Lysosomal Diseases Research Unit, Nutrition and Metabolism Theme, South Australian Health and Medical Research Institute (SAHMRI), PO Box 11060, Adelaide, South Australia, 5001, Australia.
J Mol Med (Berl). 2017 Oct;95(10):1043-1052. doi: 10.1007/s00109-017-1562-0. Epub 2017 Jun 29.
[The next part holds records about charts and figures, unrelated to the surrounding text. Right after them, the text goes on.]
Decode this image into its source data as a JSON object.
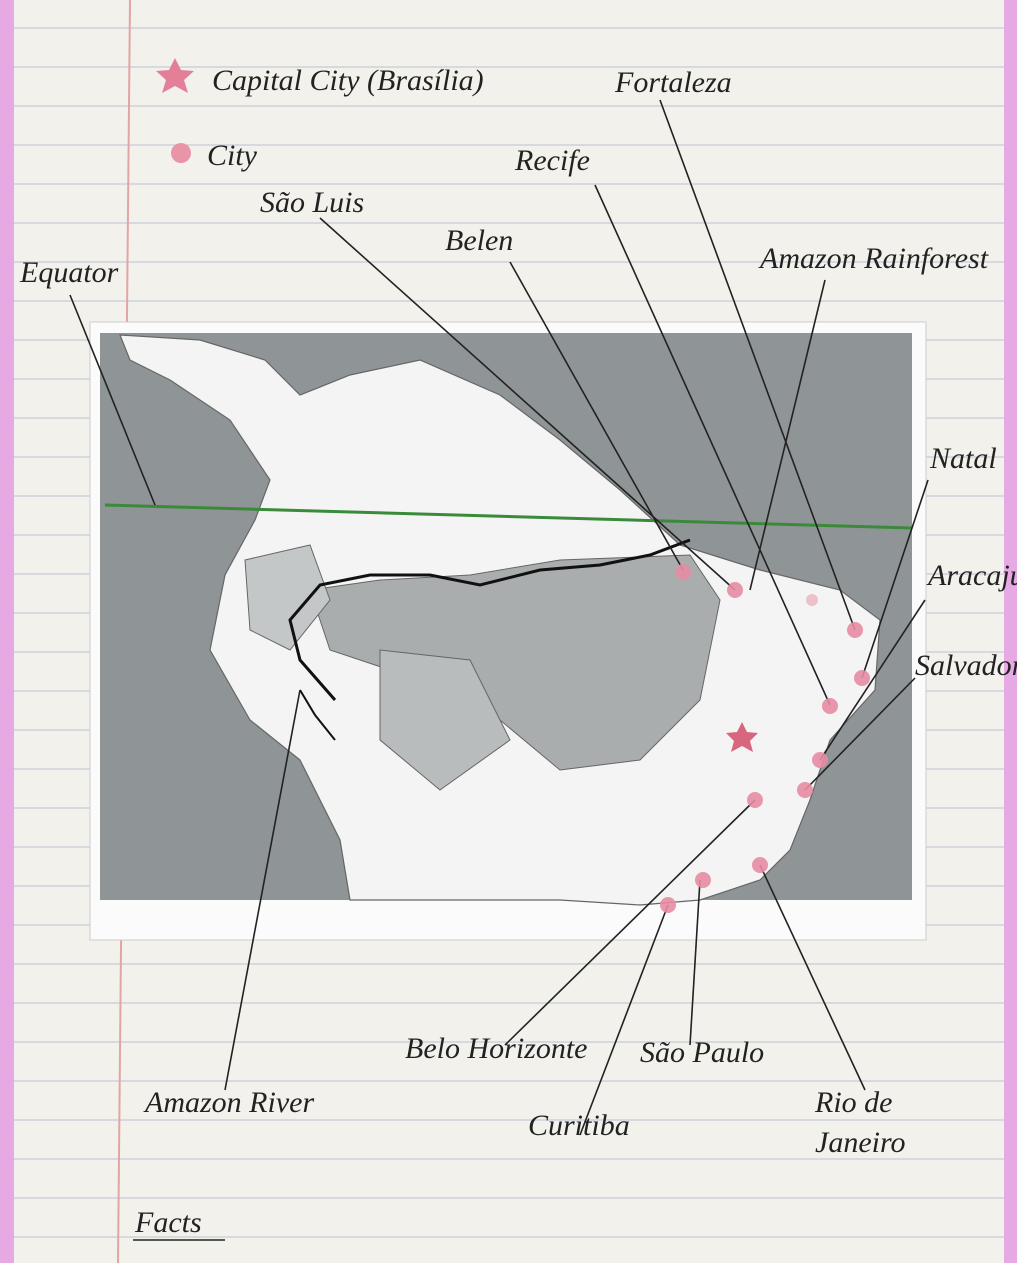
{
  "legend": {
    "capital": "Capital City (Brasília)",
    "city": "City"
  },
  "labels": [
    "Fortaleza",
    "Recife",
    "São Luis",
    "Belen",
    "Amazon Rainforest",
    "Equator",
    "Natal",
    "Aracaju",
    "Salvador",
    "Belo Horizonte",
    "São Paulo",
    "Rio de Janeiro",
    "Curitiba",
    "Amazon River"
  ],
  "facts": "Facts"
}
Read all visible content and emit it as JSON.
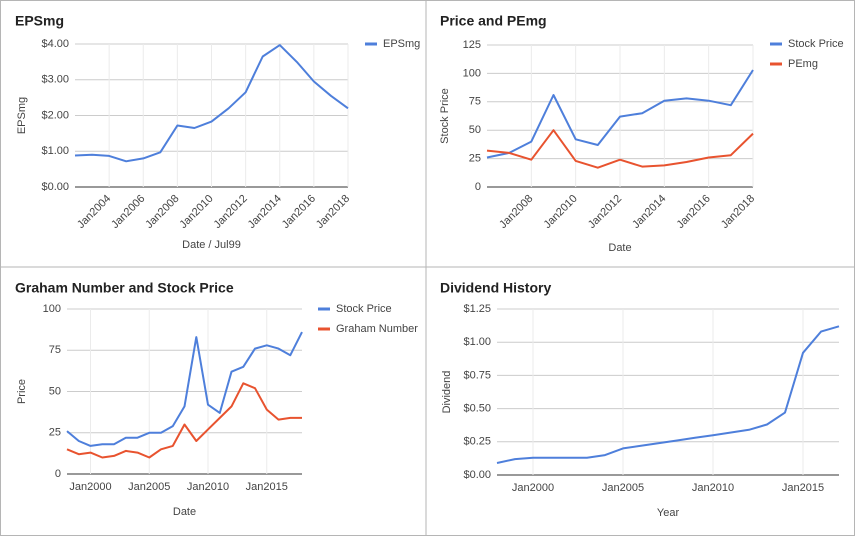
{
  "chart_data": [
    {
      "type": "line",
      "title": "EPSmg",
      "x_label": "Date / Jul99",
      "y_label": "EPSmg",
      "grid": true,
      "legend": "right",
      "x": [
        2002,
        2003,
        2004,
        2005,
        2006,
        2007,
        2008,
        2009,
        2010,
        2011,
        2012,
        2013,
        2014,
        2015,
        2016,
        2017,
        2018
      ],
      "xlim": [
        2002,
        2018
      ],
      "xticks": [
        {
          "value": 2004,
          "label": "Jan2004"
        },
        {
          "value": 2006,
          "label": "Jan2006"
        },
        {
          "value": 2008,
          "label": "Jan2008"
        },
        {
          "value": 2010,
          "label": "Jan2010"
        },
        {
          "value": 2012,
          "label": "Jan2012"
        },
        {
          "value": 2014,
          "label": "Jan2014"
        },
        {
          "value": 2016,
          "label": "Jan2016"
        },
        {
          "value": 2018,
          "label": "Jan2018"
        }
      ],
      "ylim": [
        0,
        4
      ],
      "yticks": [
        {
          "value": 0,
          "label": "$0.00"
        },
        {
          "value": 1,
          "label": "$1.00"
        },
        {
          "value": 2,
          "label": "$2.00"
        },
        {
          "value": 3,
          "label": "$3.00"
        },
        {
          "value": 4,
          "label": "$4.00"
        }
      ],
      "series": [
        {
          "name": "EPSmg",
          "color": "#4e7fdb",
          "values": [
            0.88,
            0.9,
            0.87,
            0.72,
            0.8,
            0.97,
            1.72,
            1.65,
            1.83,
            2.2,
            2.65,
            3.65,
            3.97,
            3.5,
            2.95,
            2.55,
            2.2
          ]
        }
      ]
    },
    {
      "type": "line",
      "title": "Price and PEmg",
      "x_label": "Date",
      "y_label": "Stock Price",
      "grid": true,
      "legend": "right",
      "x": [
        2006,
        2007,
        2008,
        2009,
        2010,
        2011,
        2012,
        2013,
        2014,
        2015,
        2016,
        2017,
        2018
      ],
      "xlim": [
        2006,
        2018
      ],
      "xticks": [
        {
          "value": 2008,
          "label": "Jan2008"
        },
        {
          "value": 2010,
          "label": "Jan2010"
        },
        {
          "value": 2012,
          "label": "Jan2012"
        },
        {
          "value": 2014,
          "label": "Jan2014"
        },
        {
          "value": 2016,
          "label": "Jan2016"
        },
        {
          "value": 2018,
          "label": "Jan2018"
        }
      ],
      "ylim": [
        0,
        125
      ],
      "yticks": [
        0,
        25,
        50,
        75,
        100,
        125
      ],
      "series": [
        {
          "name": "Stock Price",
          "color": "#4e7fdb",
          "values": [
            26,
            30,
            40,
            81,
            42,
            37,
            62,
            65,
            76,
            78,
            76,
            72,
            103
          ]
        },
        {
          "name": "PEmg",
          "color": "#e8532f",
          "values": [
            32,
            30,
            24,
            50,
            23,
            17,
            24,
            18,
            19,
            22,
            26,
            28,
            47
          ]
        }
      ]
    },
    {
      "type": "line",
      "title": "Graham Number and Stock Price",
      "x_label": "Date",
      "y_label": "Price",
      "grid": true,
      "legend": "right",
      "x": [
        1998,
        1999,
        2000,
        2001,
        2002,
        2003,
        2004,
        2005,
        2006,
        2007,
        2008,
        2009,
        2010,
        2011,
        2012,
        2013,
        2014,
        2015,
        2016,
        2017,
        2018
      ],
      "xlim": [
        1998,
        2018
      ],
      "xticks": [
        {
          "value": 2000,
          "label": "Jan2000"
        },
        {
          "value": 2005,
          "label": "Jan2005"
        },
        {
          "value": 2010,
          "label": "Jan2010"
        },
        {
          "value": 2015,
          "label": "Jan2015"
        }
      ],
      "ylim": [
        0,
        100
      ],
      "yticks": [
        0,
        25,
        50,
        75,
        100
      ],
      "series": [
        {
          "name": "Stock Price",
          "color": "#4e7fdb",
          "values": [
            26,
            20,
            17,
            18,
            18,
            22,
            22,
            25,
            25,
            29,
            41,
            83,
            42,
            37,
            62,
            65,
            76,
            78,
            76,
            72,
            86
          ]
        },
        {
          "name": "Graham Number",
          "color": "#e8532f",
          "values": [
            15,
            12,
            13,
            10,
            11,
            14,
            13,
            10,
            15,
            17,
            30,
            20,
            27,
            34,
            41,
            55,
            52,
            39,
            33,
            34,
            34
          ]
        }
      ]
    },
    {
      "type": "line",
      "title": "Dividend History",
      "x_label": "Year",
      "y_label": "Dividend",
      "grid": true,
      "x": [
        1998,
        1999,
        2000,
        2001,
        2002,
        2003,
        2004,
        2005,
        2006,
        2007,
        2008,
        2009,
        2010,
        2011,
        2012,
        2013,
        2014,
        2015,
        2016,
        2017
      ],
      "xlim": [
        1998,
        2017
      ],
      "xticks": [
        {
          "value": 2000,
          "label": "Jan2000"
        },
        {
          "value": 2005,
          "label": "Jan2005"
        },
        {
          "value": 2010,
          "label": "Jan2010"
        },
        {
          "value": 2015,
          "label": "Jan2015"
        }
      ],
      "ylim": [
        0,
        1.25
      ],
      "yticks": [
        {
          "value": 0,
          "label": "$0.00"
        },
        {
          "value": 0.25,
          "label": "$0.25"
        },
        {
          "value": 0.5,
          "label": "$0.50"
        },
        {
          "value": 0.75,
          "label": "$0.75"
        },
        {
          "value": 1,
          "label": "$1.00"
        },
        {
          "value": 1.25,
          "label": "$1.25"
        }
      ],
      "color": "#4e7fdb",
      "values": [
        0.09,
        0.12,
        0.13,
        0.13,
        0.13,
        0.13,
        0.15,
        0.2,
        0.22,
        0.24,
        0.26,
        0.28,
        0.3,
        0.32,
        0.34,
        0.38,
        0.47,
        0.92,
        1.08,
        1.12
      ]
    }
  ]
}
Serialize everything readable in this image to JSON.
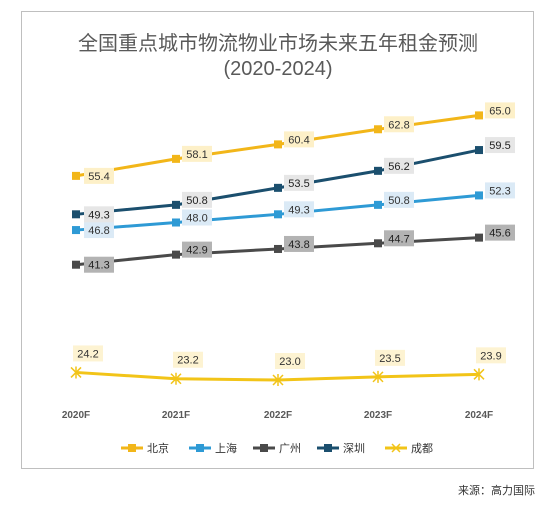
{
  "title_line1": "全国重点城市物流物业市场未来五年租金预测",
  "title_line2": "(2020-2024)",
  "source": "来源：高力国际",
  "colors": {
    "北京": "#f2b619",
    "上海": "#2e9ad5",
    "广州": "#4a4a4a",
    "深圳": "#1b4f6e",
    "成都": "#f2c418"
  },
  "chart_data": {
    "type": "line",
    "title": "全国重点城市物流物业市场未来五年租金预测 (2020-2024)",
    "categories": [
      "2020F",
      "2021F",
      "2022F",
      "2023F",
      "2024F"
    ],
    "legend_position": "bottom",
    "grid": false,
    "series": [
      {
        "name": "北京",
        "marker": "square",
        "values": [
          55.4,
          58.1,
          60.4,
          62.8,
          65.0
        ]
      },
      {
        "name": "上海",
        "marker": "square",
        "values": [
          46.8,
          48.0,
          49.3,
          50.8,
          52.3
        ]
      },
      {
        "name": "广州",
        "marker": "square",
        "values": [
          41.3,
          42.9,
          43.8,
          44.7,
          45.6
        ]
      },
      {
        "name": "深圳",
        "marker": "square",
        "values": [
          49.3,
          50.8,
          53.5,
          56.2,
          59.5
        ]
      },
      {
        "name": "成都",
        "marker": "star",
        "values": [
          24.2,
          23.2,
          23.0,
          23.5,
          23.9
        ]
      }
    ]
  }
}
The mucopolysaccharidoses (MPS) are a subgroup of lysosomal storage disorders that are caused by mutations in the genes involved in glycosaminoglycan breakdown. Multiple organs and tissues are affected, including the central nervous system. At present, hematopoietic stem cell transplantation and enzyme replacement therapies are approved for some of the (non-neurological) MPS. Treatments that effectively ameliorate the neurological aspects of the disease are being assessed in clinical trials. This review will focus on the recent outcomes and planned viral vector-mediated gene therapy clinical trials, and the pre-clinical data that supported these studies, for MPS-I (Hurler/Scheie syndrome), MPS-II (Hunter syndrome), and MPS-IIIA and -IIIB (Sanfilippo syndrome).
黏多糖贮积症(MPS)是溶酶体贮积症的一个亚组,由参与糖胺聚糖分解的基因突变引起。多个器官和组织受到影响,包括中枢神经系统。目前,造血干细胞移植和酶替代疗法已获准用于某些(非神经)MPS。正在临床试验中评估可有效改善疾病神经学方面的治疗方法。本综述将重点介绍 MPS-I(Hurler/Scheie 综合征)、MPS-II(亨特综合征)和 MPS-IIIA 和 -IIIB(Sanfilippo 综合征)的最新结果和计划中的病毒载体介导的基因治疗临床试验,以及支持这些研究的临床前数据。